Persoonlijk kan ik maar moeilijk grip krijgen op de muziek van De Kift. Daarom is het maar beter als ik nu gewoon iets laat horen. Ik ken niet hun hele werk uit mijn hoofd, maar ieder liedje kan wel als voorbeeld dienen. Daarom behandelen we nu “Knoeck” uit 2008.

“Knoeck” is de eerste track van het album Hoofdkaas, dat in 2008 uitkwam. Zoals je van bands als deze kunt verwachten, worden cd’s bijzonder onconventioneel ingepakt. Dit album valt nog mee: een rood fluwelen hoesje, met binnenin de cd in een (redelijk normaal) kartonnen hoesje. Ik heb dan ook de ‘pocketeditie’ gekocht; de ‘luxe-editie’ gaat nog een stapje verder.
  Maar goed, de cd uit het hoesje halen is nog niet zo’n punt. Betekenis uit de geboden tekst halen, dat is wat anders. Bij zulke aparte muziek horen natuurlijk ook kunstzinnige teksten. Alleen heeft De Kift niemand in de gelederen die zo’n tekst kan maken. Daarom gaan ze te rade bij de groten van de hermetische poëzie en de absurde literatuur. Lucebert, Arends, dat werk.
  “Knoeck” ontleent zijn tekst aan citaten uit de Nederlandse vertaling van “En attendant Godot”. Je weet wel, dat vage stuk van Samuel Beckett. Ik hoor dat als cultuurgerichte intellectueel natuurlijk te herkennen, maar helaas moest ik dat uit het boekje vernemen. Voor wie de tekst wil nalezen: de band biedt hem op zijn site aan.

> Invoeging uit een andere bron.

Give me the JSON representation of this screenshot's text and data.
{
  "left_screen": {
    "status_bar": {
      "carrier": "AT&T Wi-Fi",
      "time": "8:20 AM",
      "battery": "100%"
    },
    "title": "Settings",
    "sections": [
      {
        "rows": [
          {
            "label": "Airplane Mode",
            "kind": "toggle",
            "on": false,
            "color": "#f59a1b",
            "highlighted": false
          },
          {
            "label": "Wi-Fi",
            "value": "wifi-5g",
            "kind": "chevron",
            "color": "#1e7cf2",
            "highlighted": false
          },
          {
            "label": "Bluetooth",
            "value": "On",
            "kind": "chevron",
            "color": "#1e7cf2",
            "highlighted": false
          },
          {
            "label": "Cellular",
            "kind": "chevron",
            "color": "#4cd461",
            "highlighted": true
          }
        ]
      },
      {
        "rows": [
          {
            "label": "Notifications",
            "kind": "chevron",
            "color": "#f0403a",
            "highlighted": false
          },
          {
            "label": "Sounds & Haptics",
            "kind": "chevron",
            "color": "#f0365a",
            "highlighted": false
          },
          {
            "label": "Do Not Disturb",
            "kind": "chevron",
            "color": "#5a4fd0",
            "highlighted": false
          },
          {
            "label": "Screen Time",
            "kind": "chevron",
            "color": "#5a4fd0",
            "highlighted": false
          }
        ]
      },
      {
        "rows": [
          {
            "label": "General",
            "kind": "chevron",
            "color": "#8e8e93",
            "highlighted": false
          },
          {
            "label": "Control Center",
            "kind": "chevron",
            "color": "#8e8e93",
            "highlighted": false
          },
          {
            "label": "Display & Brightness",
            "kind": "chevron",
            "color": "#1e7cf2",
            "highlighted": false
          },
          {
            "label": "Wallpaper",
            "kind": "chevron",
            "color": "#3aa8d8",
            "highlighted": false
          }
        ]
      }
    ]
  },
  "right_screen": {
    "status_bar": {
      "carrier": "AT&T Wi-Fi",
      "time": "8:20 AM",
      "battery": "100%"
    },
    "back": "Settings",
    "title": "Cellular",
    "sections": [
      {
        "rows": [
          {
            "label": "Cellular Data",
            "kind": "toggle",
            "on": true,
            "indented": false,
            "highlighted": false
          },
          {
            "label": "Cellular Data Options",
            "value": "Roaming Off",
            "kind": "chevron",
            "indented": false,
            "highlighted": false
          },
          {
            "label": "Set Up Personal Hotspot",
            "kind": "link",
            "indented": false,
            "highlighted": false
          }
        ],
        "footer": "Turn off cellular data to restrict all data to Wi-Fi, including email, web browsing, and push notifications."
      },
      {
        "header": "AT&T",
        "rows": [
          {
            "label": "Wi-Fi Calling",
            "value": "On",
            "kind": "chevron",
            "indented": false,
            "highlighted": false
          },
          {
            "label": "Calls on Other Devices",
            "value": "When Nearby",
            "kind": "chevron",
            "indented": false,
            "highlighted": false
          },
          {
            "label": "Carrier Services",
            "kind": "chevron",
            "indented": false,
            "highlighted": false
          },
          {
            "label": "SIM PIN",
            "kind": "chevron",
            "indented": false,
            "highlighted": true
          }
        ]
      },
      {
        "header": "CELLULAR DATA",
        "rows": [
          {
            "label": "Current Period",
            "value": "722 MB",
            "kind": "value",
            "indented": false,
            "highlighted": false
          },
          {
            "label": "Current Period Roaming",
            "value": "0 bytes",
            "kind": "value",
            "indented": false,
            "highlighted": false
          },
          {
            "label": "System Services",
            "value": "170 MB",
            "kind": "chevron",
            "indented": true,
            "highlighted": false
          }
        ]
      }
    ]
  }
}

Nog voordat de muziek begint, horen we iemand een theologische tekst debiteren. Als we al geneigd waren te luisteren, loopt die neiging spaak omdat het betoog uit één oeverloos lange zin blijkt te bestaan, die bovendien gaandeweg doorspekt raakt met geleerd klinkende onzinwoorden.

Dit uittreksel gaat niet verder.